A 40–year–old male went to his primary medical doctor complaining of headache. He reported a 9/10 dull and achy pain on the right side of his head affecting frontal and temporal regions. He had prior history of headaches but currently his symptoms had persisted for past 10 days without any significant relief with over the counter and prescription analgesics. MR angiography was performed to rule out a cerebral aneurysm due patient’s complaint of persistent headache but demonstrated a long segment dissection of the distal cervical and petrous portions of the right internal carotid artery (Figure 1). Bilateral internal carotid arteries also demonstrated redundancies in the cervical portion forming a loop caudally before entering cranially into the skull. Patient reported history of recent cocaine abuse prior to the start of headache. On admission his BP was 182/126. He was monitored in the Intensive Care Unit (ICU) and intravenous infusion of nicardipine was initiated to control his BP. Infusion of unfractionated heparin was also initiated along with oral warfarin to anticoagulate the patient and to prevent stroke. His headache was relieved as his blood pressure was controlled. He was discharged from the hospital with prescriptions for oral anti–hypertensive medications and warfarin. On discharge he remained compliant with medications and headache free for the next 6 months. CT angiography performed after this time period (Figure 2) showed mild to moderate stenosis of the distal cervical right internal carotid artery with a stable dissection.

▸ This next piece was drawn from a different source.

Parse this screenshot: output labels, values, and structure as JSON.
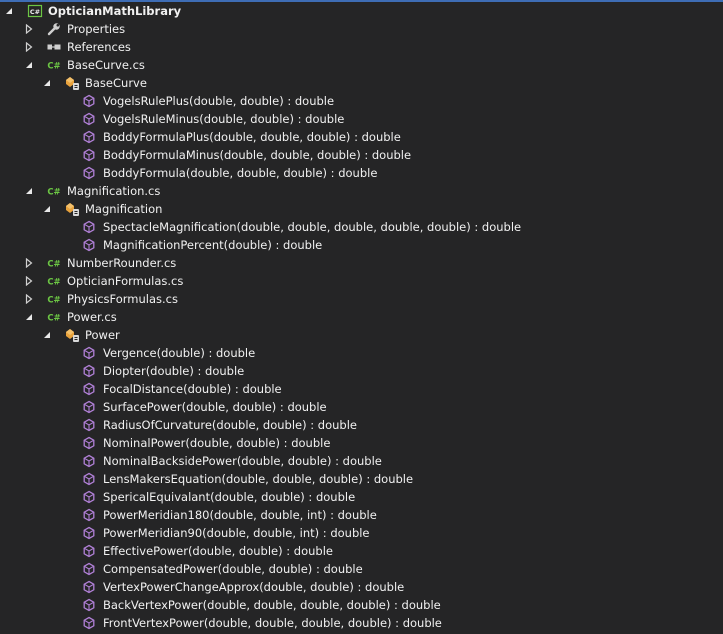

Cervical portion of internal carotid artery (ICA) usually has a straight course towards the base of the skull but there are several variations such as kinks, coils and loops of the artery that have been reported. Kinks form a bend which is <= 90 degrees, coils produce a 360 degrees turn and loops form a defect that may occur C or S–shaped. Presence of such anomalies is considered a benign anatomical variant and can pose risks during head and neck surgeries. In this case patient was found to have anomalous ICAs on both sides along with an acute right sided spontaneous dissection. The incidence of spontaneous dissection in lieu of such redundancy is not well established. Another confounding and precipitating factor in this case is patient’s history of cocaine abuse. Acute vascular complications related to cocaine abuse include renal artery dissection, aortic dissection and coronary artery dissection. Cocaine induced carotid dissection has only been reported once previously.
Carotid artery anomalies are usually encountered during routine radiographic evaluations and are considered as normal variants. In this case we have reported a rare complication associated with a carotid artery redundancy precipitated by cocaine abuse.
Figure 1MRA image showing right sided carotid dissection.
Figure 2CTA image showing carotid artery loops and stable right sided dissection.